The Green Path Forward: Circular Economy and Sustainability
Amid the challenges, the report highlights a growing interest in sustainable tourism and circular economy practices. In The Gambia, for instance, initiatives such as eco-lodges, beach clean-up campaigns, and community recycling projects are slowly gaining traction. These efforts not only enhance the environmental appeal of destinations but also open up new economic opportunities for local entrepreneurs, especially youth and women.

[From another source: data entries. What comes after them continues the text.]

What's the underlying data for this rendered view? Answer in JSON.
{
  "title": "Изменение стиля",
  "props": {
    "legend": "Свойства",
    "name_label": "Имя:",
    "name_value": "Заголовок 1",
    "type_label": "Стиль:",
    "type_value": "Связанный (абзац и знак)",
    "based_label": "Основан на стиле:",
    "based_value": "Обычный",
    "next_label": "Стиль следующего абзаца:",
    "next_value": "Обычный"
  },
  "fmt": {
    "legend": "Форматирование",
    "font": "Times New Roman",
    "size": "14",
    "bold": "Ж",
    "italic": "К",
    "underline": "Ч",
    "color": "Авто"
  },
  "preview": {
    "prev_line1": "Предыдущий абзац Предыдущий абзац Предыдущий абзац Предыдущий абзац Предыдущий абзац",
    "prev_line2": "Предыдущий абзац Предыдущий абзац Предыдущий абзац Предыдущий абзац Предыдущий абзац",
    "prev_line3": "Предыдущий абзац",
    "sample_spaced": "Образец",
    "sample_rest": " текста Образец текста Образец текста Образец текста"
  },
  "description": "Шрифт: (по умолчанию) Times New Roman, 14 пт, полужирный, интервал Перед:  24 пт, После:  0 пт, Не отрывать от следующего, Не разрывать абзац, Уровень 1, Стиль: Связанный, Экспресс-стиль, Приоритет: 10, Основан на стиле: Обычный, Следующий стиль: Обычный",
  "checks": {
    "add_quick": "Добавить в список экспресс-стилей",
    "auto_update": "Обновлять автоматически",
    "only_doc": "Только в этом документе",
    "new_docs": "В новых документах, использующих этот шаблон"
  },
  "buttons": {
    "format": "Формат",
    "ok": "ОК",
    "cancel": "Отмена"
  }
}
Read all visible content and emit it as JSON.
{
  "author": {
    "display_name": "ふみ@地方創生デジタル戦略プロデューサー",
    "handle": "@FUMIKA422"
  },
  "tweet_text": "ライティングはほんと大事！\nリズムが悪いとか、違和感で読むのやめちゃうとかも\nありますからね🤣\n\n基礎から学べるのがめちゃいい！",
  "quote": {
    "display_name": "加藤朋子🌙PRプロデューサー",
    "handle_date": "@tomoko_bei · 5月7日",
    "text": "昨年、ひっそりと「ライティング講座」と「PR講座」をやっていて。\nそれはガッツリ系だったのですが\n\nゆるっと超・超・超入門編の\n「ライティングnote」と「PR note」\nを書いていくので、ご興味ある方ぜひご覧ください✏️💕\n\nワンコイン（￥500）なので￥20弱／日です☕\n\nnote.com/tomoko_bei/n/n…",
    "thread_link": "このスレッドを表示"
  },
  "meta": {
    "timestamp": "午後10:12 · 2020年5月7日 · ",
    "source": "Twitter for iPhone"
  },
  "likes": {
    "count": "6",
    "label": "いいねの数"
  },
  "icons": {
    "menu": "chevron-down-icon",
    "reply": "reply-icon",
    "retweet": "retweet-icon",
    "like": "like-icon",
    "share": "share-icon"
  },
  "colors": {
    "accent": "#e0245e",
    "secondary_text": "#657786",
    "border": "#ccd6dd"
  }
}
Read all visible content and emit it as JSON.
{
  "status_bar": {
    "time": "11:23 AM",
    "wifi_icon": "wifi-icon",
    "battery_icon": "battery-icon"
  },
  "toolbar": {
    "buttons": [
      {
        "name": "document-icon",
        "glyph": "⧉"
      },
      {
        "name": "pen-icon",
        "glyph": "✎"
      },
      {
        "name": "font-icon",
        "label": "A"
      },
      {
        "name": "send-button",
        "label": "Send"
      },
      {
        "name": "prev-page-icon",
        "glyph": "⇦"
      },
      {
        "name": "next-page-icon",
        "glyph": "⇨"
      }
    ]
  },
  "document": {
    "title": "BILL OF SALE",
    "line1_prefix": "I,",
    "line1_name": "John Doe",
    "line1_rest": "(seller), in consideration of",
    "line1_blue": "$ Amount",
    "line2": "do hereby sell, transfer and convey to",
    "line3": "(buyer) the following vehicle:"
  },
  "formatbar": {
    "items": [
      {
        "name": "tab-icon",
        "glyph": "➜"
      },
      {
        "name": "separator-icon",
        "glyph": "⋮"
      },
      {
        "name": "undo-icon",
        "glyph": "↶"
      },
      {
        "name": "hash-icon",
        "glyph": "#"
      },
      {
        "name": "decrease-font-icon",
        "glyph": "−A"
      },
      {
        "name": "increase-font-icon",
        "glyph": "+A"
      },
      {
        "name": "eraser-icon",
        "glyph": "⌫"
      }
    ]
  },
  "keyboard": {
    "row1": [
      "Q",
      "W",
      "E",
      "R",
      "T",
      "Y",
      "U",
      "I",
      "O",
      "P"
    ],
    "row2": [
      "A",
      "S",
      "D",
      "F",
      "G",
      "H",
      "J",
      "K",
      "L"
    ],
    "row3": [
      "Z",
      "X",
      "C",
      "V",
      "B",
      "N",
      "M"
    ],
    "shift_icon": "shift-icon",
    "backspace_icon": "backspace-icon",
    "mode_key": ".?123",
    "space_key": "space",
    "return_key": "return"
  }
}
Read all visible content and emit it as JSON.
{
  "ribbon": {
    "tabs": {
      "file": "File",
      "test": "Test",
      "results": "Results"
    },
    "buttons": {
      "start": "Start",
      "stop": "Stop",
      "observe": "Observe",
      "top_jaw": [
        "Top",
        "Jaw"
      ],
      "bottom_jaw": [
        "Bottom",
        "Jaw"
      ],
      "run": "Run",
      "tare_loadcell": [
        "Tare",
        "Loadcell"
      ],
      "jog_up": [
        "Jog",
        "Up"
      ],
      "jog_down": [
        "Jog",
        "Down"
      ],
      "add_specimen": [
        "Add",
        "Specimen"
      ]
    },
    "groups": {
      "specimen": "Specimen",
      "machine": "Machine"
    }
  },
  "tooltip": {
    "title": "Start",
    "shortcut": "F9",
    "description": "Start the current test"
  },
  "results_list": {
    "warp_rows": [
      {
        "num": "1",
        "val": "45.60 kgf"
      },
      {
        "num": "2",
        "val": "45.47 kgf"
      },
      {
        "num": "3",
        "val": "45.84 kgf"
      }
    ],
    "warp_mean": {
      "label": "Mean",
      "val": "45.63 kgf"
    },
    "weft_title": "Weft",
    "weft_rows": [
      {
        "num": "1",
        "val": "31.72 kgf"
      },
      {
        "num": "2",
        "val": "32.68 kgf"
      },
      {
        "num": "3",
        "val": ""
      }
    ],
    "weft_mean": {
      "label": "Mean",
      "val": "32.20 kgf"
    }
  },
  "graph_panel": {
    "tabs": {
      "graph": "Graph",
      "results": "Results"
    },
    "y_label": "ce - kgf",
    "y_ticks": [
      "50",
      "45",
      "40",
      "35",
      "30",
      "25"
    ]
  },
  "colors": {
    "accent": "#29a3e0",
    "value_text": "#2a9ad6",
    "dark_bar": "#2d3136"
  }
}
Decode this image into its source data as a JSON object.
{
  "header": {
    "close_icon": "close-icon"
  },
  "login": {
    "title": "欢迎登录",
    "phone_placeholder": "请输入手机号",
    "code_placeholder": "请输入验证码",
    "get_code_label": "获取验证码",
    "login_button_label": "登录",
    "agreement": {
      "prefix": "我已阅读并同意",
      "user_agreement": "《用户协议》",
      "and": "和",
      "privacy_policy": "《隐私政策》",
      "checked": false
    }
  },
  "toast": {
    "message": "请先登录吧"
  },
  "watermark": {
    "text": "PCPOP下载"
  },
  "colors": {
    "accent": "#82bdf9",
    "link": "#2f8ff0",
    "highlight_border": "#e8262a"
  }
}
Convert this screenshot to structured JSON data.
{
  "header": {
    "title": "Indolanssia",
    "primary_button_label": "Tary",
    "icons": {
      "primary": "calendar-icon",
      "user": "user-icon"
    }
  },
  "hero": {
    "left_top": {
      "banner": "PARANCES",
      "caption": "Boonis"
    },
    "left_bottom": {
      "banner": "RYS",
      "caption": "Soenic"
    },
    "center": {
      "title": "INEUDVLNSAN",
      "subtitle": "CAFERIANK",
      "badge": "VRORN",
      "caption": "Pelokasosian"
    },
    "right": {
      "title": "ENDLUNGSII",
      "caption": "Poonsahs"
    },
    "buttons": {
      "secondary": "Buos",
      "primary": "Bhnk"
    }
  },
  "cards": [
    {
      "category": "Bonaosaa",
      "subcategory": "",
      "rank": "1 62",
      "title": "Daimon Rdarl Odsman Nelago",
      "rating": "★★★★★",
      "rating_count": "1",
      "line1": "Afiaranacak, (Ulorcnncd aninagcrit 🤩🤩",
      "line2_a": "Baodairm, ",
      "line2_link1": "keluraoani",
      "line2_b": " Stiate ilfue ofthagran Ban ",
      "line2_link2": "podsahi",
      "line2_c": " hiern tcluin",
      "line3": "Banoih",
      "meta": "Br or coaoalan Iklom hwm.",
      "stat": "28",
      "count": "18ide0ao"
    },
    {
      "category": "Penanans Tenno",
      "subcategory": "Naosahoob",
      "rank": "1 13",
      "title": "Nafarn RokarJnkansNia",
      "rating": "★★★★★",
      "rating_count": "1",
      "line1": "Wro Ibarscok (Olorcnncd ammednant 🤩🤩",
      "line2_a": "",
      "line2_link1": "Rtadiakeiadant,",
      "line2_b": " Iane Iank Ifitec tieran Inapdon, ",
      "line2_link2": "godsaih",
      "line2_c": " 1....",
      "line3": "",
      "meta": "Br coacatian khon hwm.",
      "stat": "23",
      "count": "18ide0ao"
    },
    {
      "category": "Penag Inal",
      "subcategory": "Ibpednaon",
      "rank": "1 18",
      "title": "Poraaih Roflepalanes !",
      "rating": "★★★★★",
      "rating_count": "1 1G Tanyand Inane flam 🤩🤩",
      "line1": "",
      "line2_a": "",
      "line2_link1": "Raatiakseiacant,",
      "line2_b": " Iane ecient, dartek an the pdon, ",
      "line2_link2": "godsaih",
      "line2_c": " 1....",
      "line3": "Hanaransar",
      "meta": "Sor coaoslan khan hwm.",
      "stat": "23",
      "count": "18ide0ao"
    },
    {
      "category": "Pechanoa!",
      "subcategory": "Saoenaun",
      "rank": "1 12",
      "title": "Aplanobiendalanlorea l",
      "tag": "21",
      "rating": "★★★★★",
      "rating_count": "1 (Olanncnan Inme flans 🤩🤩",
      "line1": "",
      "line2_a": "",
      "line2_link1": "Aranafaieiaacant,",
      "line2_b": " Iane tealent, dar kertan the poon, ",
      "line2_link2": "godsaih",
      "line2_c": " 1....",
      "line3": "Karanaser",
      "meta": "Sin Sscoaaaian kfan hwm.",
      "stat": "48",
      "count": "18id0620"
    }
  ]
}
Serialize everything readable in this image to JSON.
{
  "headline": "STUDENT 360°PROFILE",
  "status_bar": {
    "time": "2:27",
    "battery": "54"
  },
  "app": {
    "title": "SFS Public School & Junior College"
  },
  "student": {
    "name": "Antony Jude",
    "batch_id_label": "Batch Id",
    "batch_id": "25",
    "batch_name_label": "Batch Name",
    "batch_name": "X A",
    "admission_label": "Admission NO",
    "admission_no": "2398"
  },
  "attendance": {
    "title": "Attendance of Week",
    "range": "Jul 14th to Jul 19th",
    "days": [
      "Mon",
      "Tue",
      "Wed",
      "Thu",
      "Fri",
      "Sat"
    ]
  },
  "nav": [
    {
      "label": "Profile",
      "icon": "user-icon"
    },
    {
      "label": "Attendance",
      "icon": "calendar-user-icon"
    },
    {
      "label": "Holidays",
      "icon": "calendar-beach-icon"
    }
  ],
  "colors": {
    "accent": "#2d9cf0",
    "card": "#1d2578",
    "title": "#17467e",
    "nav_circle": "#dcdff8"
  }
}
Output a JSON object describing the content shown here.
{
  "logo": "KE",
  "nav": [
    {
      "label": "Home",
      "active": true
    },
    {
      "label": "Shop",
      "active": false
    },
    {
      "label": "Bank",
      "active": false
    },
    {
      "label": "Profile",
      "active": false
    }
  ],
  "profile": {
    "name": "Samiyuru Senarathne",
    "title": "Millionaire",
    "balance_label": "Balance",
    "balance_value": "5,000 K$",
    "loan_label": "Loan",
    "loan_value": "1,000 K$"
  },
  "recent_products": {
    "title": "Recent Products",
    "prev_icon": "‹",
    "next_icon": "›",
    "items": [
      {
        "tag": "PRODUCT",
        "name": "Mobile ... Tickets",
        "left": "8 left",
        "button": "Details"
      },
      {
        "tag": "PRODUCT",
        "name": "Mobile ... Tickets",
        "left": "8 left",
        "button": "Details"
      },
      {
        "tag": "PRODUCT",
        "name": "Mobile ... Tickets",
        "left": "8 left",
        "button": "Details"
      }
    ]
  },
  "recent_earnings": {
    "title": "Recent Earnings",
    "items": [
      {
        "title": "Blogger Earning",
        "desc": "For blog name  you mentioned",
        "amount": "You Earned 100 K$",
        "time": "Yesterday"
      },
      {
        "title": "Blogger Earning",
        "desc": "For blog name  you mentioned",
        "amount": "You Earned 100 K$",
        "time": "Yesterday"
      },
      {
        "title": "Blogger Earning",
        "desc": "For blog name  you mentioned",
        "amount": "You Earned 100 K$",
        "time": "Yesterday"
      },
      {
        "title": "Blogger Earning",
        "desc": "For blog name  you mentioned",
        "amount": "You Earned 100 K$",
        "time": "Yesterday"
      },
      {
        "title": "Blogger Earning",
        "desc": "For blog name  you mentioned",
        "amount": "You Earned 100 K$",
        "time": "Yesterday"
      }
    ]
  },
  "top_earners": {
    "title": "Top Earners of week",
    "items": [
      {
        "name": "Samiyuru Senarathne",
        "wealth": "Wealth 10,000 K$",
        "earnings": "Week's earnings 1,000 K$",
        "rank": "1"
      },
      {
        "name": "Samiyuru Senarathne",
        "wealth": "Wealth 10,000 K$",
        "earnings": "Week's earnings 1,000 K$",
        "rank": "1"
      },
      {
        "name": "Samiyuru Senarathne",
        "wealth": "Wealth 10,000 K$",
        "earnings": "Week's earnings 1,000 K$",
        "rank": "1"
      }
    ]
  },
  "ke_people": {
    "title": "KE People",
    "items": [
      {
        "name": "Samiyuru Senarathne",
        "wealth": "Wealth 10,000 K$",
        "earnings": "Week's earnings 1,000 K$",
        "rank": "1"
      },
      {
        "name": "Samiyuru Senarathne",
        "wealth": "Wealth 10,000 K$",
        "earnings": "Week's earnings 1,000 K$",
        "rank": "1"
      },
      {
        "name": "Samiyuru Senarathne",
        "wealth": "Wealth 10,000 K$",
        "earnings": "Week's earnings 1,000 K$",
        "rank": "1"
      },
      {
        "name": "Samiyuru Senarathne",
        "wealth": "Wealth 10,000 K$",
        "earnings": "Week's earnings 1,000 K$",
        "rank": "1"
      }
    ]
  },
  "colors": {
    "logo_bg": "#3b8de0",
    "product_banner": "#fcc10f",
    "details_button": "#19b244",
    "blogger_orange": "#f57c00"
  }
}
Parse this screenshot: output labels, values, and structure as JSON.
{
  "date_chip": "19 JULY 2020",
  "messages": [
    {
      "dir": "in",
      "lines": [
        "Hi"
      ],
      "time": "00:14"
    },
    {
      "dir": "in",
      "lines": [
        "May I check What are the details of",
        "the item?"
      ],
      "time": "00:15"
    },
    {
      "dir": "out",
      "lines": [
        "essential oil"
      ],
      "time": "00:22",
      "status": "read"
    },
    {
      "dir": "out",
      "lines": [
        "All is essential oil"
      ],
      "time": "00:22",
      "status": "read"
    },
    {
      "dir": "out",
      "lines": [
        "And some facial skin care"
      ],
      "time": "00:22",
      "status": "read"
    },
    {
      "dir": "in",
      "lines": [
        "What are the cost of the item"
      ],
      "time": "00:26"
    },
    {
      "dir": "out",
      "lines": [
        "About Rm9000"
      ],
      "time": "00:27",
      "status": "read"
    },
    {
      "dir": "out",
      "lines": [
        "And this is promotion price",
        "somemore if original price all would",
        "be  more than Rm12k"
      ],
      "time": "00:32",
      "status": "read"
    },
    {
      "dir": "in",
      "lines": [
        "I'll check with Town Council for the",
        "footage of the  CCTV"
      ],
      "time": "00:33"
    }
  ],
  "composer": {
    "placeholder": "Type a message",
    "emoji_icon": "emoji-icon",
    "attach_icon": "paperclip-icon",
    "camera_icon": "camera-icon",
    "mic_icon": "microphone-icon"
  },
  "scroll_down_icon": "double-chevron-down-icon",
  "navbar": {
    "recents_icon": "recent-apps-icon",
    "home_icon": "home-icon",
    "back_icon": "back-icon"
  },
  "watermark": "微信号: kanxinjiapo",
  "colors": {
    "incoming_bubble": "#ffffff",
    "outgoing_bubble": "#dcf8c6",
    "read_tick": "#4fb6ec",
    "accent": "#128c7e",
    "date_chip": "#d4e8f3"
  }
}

However, these green ventures often lack financial backing and face policy and regulatory hurdles that limit their scalability. The report calls for the development of financing tools that specifically target sustainable business models, as well as policy reforms to streamline regulations for environmentally friendly enterprises. By fostering a business environment where sustainability and local ownership go hand in hand, these countries can build a more resilient and inclusive tourism sector.
The report offers a candid and strategic assessment of the tourism sectors in Cabo Verde, São Tomé and Príncipe, and The Gambia, urging governments and development partners to shift the narrative. Rather than treating SMEs as peripheral service providers, they must be recognized as core agents of economic transformation. With improved access to finance, gender-sensitive support systems, better integration into the tourism value chain, and a strong emphasis on sustainability, local SMEs have the potential to reshape their countries’ economic futures—creating not only jobs and income but also a more inclusive and locally-rooted tourism experience.